In der am 4. Mai 2001 beim Finanzamt eingereichten Erklärung zur Durchführung der Arbeitnehmerveranlagung für das Jahr 2000 beanspruchte der Berufungswerber den Alleinverdienerabsetzbetrag. Die Einkünfte seiner Gattin wurden nicht beziffert.

Mit Einkommensteuerbescheid vom 12. Juli 2001 wurde die Arbeitnehmerveranlagung 2000 antragsgemäß unter Berücksichtigung des Alleinverdienerabsetzbetrages durchgeführt. Es ergab sich dabei eine Gutschrift in Höhe von S 5.761,--.

Im Zuge der Bearbeitung des am 20.12.2002 beim Finanzamt eingebrachten Antrages auf Arbeitnehmerveranlagung für das Kalenderjahr 2001 stellte das Finanzamt fest, dass die Gattin des Rechtsmittelwerbers im Kalenderjahr 2000 auch eine Abfertigung erhalten hat, die in die Berechnung der Einkünfte für den Alleinverdienerabsetzbetrag nicht einbezogen wurde. Mit Bescheid vom 8. Jänner 2003 nahm das Finanzamt beim Berufungswerber das Verfahren hinsichtlich der Einkommensteuer für das Jahr 2000 wieder auf und setzte mit weiterem Bescheid vom selben Tag die Einkommensteuer unter Nichtgewährung des Alleinverdienerabsetzbetrages neu fest. Aus diesem Bescheid ergab sich eine Einkommensteuergutschrift von nur € 55,30 anstatt der bisherigen von € 418,67. In der Begründung des Wiederaufnahmebescheides wies das Finanzamt darauf hin, dass Tatsachen neu hervorgekommen, die im abgeschlossenen Verfahren nicht geltend gemacht worden seien und die Kenntnis dieser Umstände einen im Spruch anders lautenden Bescheid herbeigeführt hätte. Im Einkommensteuerbescheid wurde ausgeführt, dass der Alleinverdienerabsetzbetrag nicht berücksichtigt werden hätte können, da die steuerpflichtigen Einkünfte (inklusive Abfertigung und Krankengeld) der Ehegattin höher als der maßgebliche Grenzbetrag von S 60.000,-- gewesen wären.

Gegen den Wiederaufnahmebescheid wurde fristgerecht berufen und die Aufhebung dieses und des Einkommensteuerbescheides vom 8.1.2003 beantragt. Es sei unrichtig, dass Tatsachen neu hervorgekommen, die im abgeschlossenen Verfahren dem Finanzamt nicht bekannt gewesen seien. Am 4.5.2001 hätte der Rechtsmittelwerber seinen Antrag auf Arbeitnehmerveranlagung für das Jahr 2000 eingereicht.

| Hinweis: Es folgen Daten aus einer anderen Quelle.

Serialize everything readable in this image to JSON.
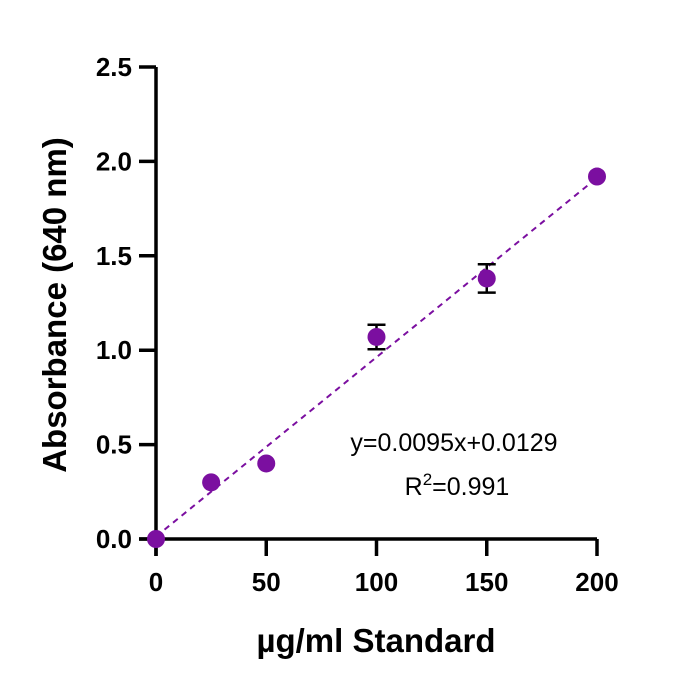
{
  "chart_data": {
    "type": "scatter",
    "xlabel": "µg/ml Standard",
    "ylabel": "Absorbance (640 nm)",
    "xlim": [
      0,
      200
    ],
    "ylim": [
      0,
      2.5
    ],
    "x_ticks": [
      "0",
      "50",
      "100",
      "150",
      "200"
    ],
    "y_ticks": [
      "0.0",
      "0.5",
      "1.0",
      "1.5",
      "2.0",
      "2.5"
    ],
    "grid": false,
    "series": [
      {
        "color": "#7B0FA0",
        "points": [
          {
            "x": 0,
            "y": 0.0,
            "err": 0
          },
          {
            "x": 25,
            "y": 0.3,
            "err": 0
          },
          {
            "x": 50,
            "y": 0.4,
            "err": 0
          },
          {
            "x": 100,
            "y": 1.07,
            "err": 0.065
          },
          {
            "x": 150,
            "y": 1.38,
            "err": 0.075
          },
          {
            "x": 200,
            "y": 1.92,
            "err": 0
          }
        ]
      }
    ],
    "fit_line": {
      "slope": 0.0095,
      "intercept": 0.0129,
      "x_range": [
        0,
        200
      ],
      "style": "dashed",
      "color": "#7B0FA0"
    },
    "annotations": {
      "equation": "y=0.0095x+0.0129",
      "r2_prefix": "R",
      "r2_sup": "2",
      "r2_value": "=0.991"
    }
  }
}
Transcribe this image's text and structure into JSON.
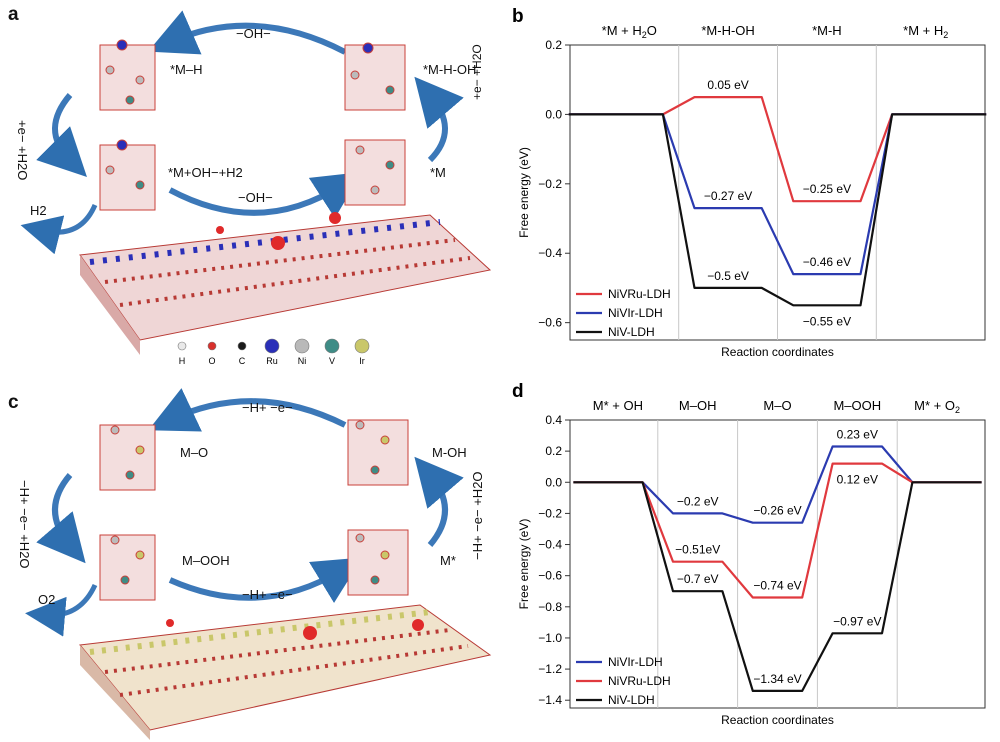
{
  "panels": {
    "a": {
      "label": "a",
      "cycle": {
        "top_arrow": "−OH−",
        "bottom_arrow": "−OH−",
        "left_arrow": "+e− +H2O",
        "right_arrow": "+e− +H2O",
        "states": {
          "top_left": "*M–H",
          "top_right": "*M-H-OH",
          "bottom_left": "*M+OH−+H2",
          "bottom_right": "*M"
        },
        "product": "H2"
      },
      "legend": [
        "H",
        "O",
        "C",
        "Ru",
        "Ni",
        "V",
        "Ir"
      ],
      "legend_colors": [
        "#e9e9e9",
        "#d9302c",
        "#1a1a1a",
        "#2a2fb8",
        "#b9b9b9",
        "#3f8c86",
        "#c9c76a"
      ]
    },
    "c": {
      "label": "c",
      "cycle": {
        "top_arrow": "−H+ −e−",
        "bottom_arrow": "−H+ −e−",
        "left_arrow": "−H+ −e− +H2O",
        "right_arrow": "−H+ −e− +H2O",
        "states": {
          "top_left": "M–O",
          "top_right": "M-OH",
          "bottom_left": "M–OOH",
          "bottom_right": "M*"
        },
        "product": "O2"
      }
    }
  },
  "chart_data": [
    {
      "label": "b",
      "type": "line",
      "title": "",
      "xlabel": "Reaction coordinates",
      "ylabel": "Free energy (eV)",
      "ylim": [
        -0.65,
        0.2
      ],
      "yticks": [
        "0.2",
        "0.0",
        "−0.2",
        "−0.4",
        "−0.6"
      ],
      "ytick_values": [
        0.2,
        0.0,
        -0.2,
        -0.4,
        -0.6
      ],
      "step_labels": [
        "*M + H2O",
        "*M-H-OH",
        "*M-H",
        "*M + H2"
      ],
      "legend_position": "bottom-left",
      "series": [
        {
          "name": "NiVRu-LDH",
          "color": "#e0393e",
          "values": [
            0,
            0.05,
            -0.25,
            0
          ],
          "annotations": [
            {
              "step": 1,
              "text": "0.05 eV"
            },
            {
              "step": 2,
              "text": "−0.25 eV"
            }
          ]
        },
        {
          "name": "NiVIr-LDH",
          "color": "#2b3bb0",
          "values": [
            0,
            -0.27,
            -0.46,
            0
          ],
          "annotations": [
            {
              "step": 1,
              "text": "−0.27 eV"
            },
            {
              "step": 2,
              "text": "−0.46 eV"
            }
          ]
        },
        {
          "name": "NiV-LDH",
          "color": "#111111",
          "values": [
            0,
            -0.5,
            -0.55,
            0
          ],
          "annotations": [
            {
              "step": 1,
              "text": "−0.5 eV"
            },
            {
              "step": 2,
              "text": "−0.55 eV"
            }
          ]
        }
      ]
    },
    {
      "label": "d",
      "type": "line",
      "title": "",
      "xlabel": "Reaction coordinates",
      "ylabel": "Free energy (eV)",
      "ylim": [
        -1.45,
        0.4
      ],
      "yticks": [
        "0.4",
        "0.2",
        "0.0",
        "−0.2",
        "−0.4",
        "−0.6",
        "−0.8",
        "−1.0",
        "−1.2",
        "−1.4"
      ],
      "ytick_values": [
        0.4,
        0.2,
        0.0,
        -0.2,
        -0.4,
        -0.6,
        -0.8,
        -1.0,
        -1.2,
        -1.4
      ],
      "step_labels": [
        "M* + OH",
        "M–OH",
        "M–O",
        "M–OOH",
        "M* + O2"
      ],
      "legend_position": "bottom-left",
      "series": [
        {
          "name": "NiVIr-LDH",
          "color": "#2b3bb0",
          "values": [
            0,
            -0.2,
            -0.26,
            0.23,
            0
          ],
          "annotations": [
            {
              "step": 1,
              "text": "−0.2 eV"
            },
            {
              "step": 2,
              "text": "−0.26 eV"
            },
            {
              "step": 3,
              "text": "0.23 eV"
            }
          ]
        },
        {
          "name": "NiVRu-LDH",
          "color": "#e0393e",
          "values": [
            0,
            -0.51,
            -0.74,
            0.12,
            0
          ],
          "annotations": [
            {
              "step": 1,
              "text": "−0.51eV"
            },
            {
              "step": 2,
              "text": "−0.74 eV"
            },
            {
              "step": 3,
              "text": "0.12 eV"
            }
          ]
        },
        {
          "name": "NiV-LDH",
          "color": "#111111",
          "values": [
            0,
            -0.7,
            -1.34,
            -0.97,
            0
          ],
          "annotations": [
            {
              "step": 1,
              "text": "−0.7 eV"
            },
            {
              "step": 2,
              "text": "−1.34 eV"
            },
            {
              "step": 3,
              "text": "−0.97 eV"
            }
          ]
        }
      ]
    }
  ]
}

Diese Erklärung sei bei der persönlichen Abgabe von einer Beamtin überprüft und für richtig befunden worden. Am 12.7.2001 sei dann der Veranlagungsbescheid für 2000 erlassen worden. Zum Zeitpunkt der Abgabe seiner Erklärung sei dem Finanzamt das gesamte Jahreseinkommen seiner Gattin bekannt gewesen. Bereits am 20.4.2001 sei hinsichtlich seiner Gattin der Einkommensteuerbescheid für das Jahr 2000 erlassen worden. Dem Finanzamt sei sowohl bei der Abgabe seines Antrages am 4.5.2001 und erst recht bei der Erstellung des Bescheides am 12.7.2001 das Einkommen seiner Gattin bekannt gewesen. An dem vollständig bekannt gewesenen Sachverhalt habe sich seit der Bescheidausstellung vom 12.7.2001 bis heute nichts geändert. Es würden also keinerlei Gründe für eine Wiederaufnahme des Verfahrens vorliegen.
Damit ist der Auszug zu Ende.